Hay que recordar que en el AGN está ubicado desde inicios del siglo XXI el fondo de la Dirección Federal de Seguridad (en las galerías 1 y 2), cuyos documentos contienen parte de las páginas más oscuras de la llamada “guerra sucia” que se vivió en México durante los sesenta, setenta y ochenta del siglo pasado, entre tanto información muy valiosa que ha servido para ir esclareciendo las implicaciones y responsabilidades gubernamentales en desapariciones forzadas, torturas, asesinatos, espionajes, etc., por lo que su paulatina censura ha preocupado a diversas organizaciones sociales dedicadas a la materia, a las y los investigadores del periodo y, sin duda, debería de alarmar a la sociedad.

Desde un principio, el Centro de Investigación y Seguridad Nacional (Cisen) ha mantenido el control del fondo, incluso con agentes presentes en las salas de consulta. Sin embargo, durante algún tiempo el acceso al fondo era realmente sencillo. Ya registrado, se podía acudir sin previo aviso y consultar los documentos originales de manera ilimitada, tanto el fichero que te servía a manera de índice, como los escritos más amplios. Desde el 2015, el acceso se complicó, entonces sólo se podía consultar la fotocopia censurada de los documentos, los cuales se tardaban en entregarte de uno a tres meses después de haber sido solicitados.

Fui testigo que documentos que en un tiempo consulté sin dificultad alguna en el 2014, para el año siguiente, el AGN me respondió en un oficio asegurando que los mismos documentos no se encontraban bajo su resguardo. El ambiente al interior de la antigua cárcel de Lecumberri, el “palacio Negro”, era por demás tenso. Trabajadoras y trabajadores con lo que ya había establecido amistad me confiaban su preocupación por ver las acciones de los agentes del Cisen en las galerías 1 y 2.

Por si no fuera poco, los recortes presupuestales de principios de año también alcanzaron al AGN, como se señaló en el mismo mensaje: “Como política integral del gobierno federal se implementó un imprescindible programa de austeridad, el presupuesto asignado al Archivo General de la Nación se redujo respecto del año anterior, en particular en los recursos asignados para contratación de personal. Por ello, apreciamos su comprensión y esperamos que pronto se pueda revertir este recorte presupuestal, para volver al horario habitual.
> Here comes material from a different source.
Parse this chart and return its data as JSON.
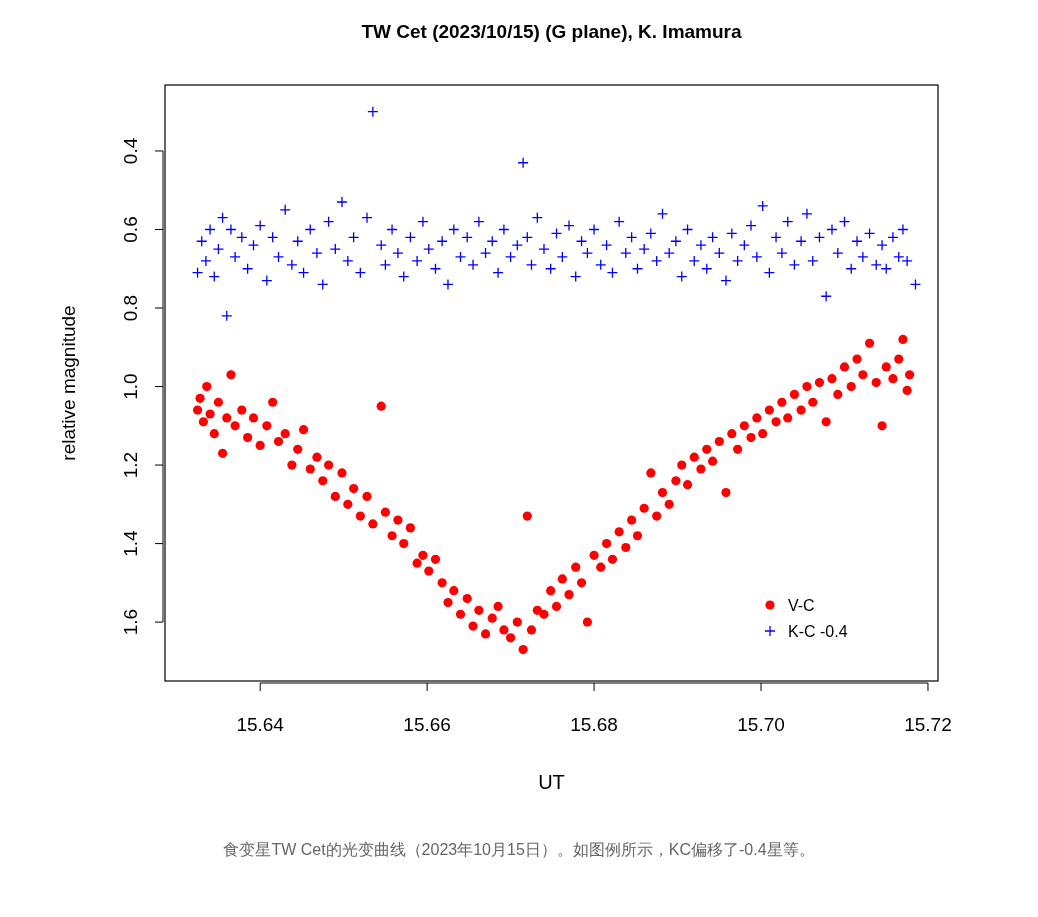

Mientras tanto, seguiremos esforzándonos para brindarles el mejor servicio”.

¿Será? Lo que es claro es que se está dando un atentado contra nuestra memoria histórica que no debemos de permitir. El libre acceso a los archivos debe estar garantizado. La libre investigación de nuestro pasado también es parte fundamental de la construcción de la democracia y de una sociedad que aspira a ser más justa.